La mort violente des trois Talé-Lama, prédécesseurs immédiats de celui qui règne aujourd’hui, a donné naissance, dans l’année 1844, à un événement, dont le Thibet, la Tartarie, la Chine même, se sont vivement préoccupés, et qui, à cause de son importance, mérite peut-être qu’on en dise ici quelque chose.

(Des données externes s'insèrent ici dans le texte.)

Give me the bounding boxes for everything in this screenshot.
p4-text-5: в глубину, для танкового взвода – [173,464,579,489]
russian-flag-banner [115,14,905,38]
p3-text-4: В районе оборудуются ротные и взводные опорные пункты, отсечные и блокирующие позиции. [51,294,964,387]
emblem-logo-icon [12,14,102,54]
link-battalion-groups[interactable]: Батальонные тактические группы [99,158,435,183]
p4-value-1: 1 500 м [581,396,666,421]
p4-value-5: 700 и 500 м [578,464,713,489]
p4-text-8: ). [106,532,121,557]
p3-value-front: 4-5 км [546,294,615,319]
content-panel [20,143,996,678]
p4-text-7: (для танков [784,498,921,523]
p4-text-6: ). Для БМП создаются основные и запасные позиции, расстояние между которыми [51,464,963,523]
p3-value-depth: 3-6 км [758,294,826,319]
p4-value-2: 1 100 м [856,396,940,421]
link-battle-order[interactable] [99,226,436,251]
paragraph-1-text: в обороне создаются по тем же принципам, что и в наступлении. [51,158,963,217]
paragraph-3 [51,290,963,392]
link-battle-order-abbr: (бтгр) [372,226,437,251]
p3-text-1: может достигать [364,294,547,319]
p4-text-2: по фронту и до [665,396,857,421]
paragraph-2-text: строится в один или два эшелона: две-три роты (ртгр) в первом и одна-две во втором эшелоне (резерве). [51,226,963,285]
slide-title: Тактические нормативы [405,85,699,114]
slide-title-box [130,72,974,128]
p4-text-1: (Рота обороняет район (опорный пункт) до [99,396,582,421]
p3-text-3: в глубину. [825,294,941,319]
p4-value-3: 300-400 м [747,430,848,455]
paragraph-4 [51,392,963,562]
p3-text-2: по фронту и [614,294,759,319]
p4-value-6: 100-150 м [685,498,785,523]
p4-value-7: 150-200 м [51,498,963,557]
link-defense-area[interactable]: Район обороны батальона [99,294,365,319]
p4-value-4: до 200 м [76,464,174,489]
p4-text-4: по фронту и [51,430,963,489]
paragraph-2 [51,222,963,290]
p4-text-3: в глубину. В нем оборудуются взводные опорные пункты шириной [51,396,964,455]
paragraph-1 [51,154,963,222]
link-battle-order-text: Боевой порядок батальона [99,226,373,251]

Le phénomène inoui de trois Talé-Lama morts successivement à la fleur de leur âge, avait plongé la population de Lha-Ssa dans une morne consternation. Peu à peu, de sourdes rumeurs commencèrent à circuler : et bientôt on fit entendre publiquement les mots de crime et d’assassinat. La chose alla si loin, qu’on racontait, dans les rues de la ville et dans les lamaseries, toutes les circonstances de ces funestes événements. On disait que le premier Talé-Lama avait été étranglé, le second écrasé par la toiture de sa chambre à coucher, et le troisième empoisonné avec ses nombreux parents, qui étaient venus s’établir à Lha-Ssa. Le Lama supérieur de la grande lamaserie de Kaldan, qui était très-dévoué au Talé-Lama, avait aussi subi le même sort. La voix publique désignait le Nomekhan comme auteur de tous ces attentats. Les quatre ministres n’en doutaient nullement, et connaissaient toute la vérité: mais ils se trouvaient dans l’impuissance de venger la mort de leur souverain ; ils étaient trop faibles pour lutter contre le Nomekhan qui était soutenu par des amis nombreux et puissants.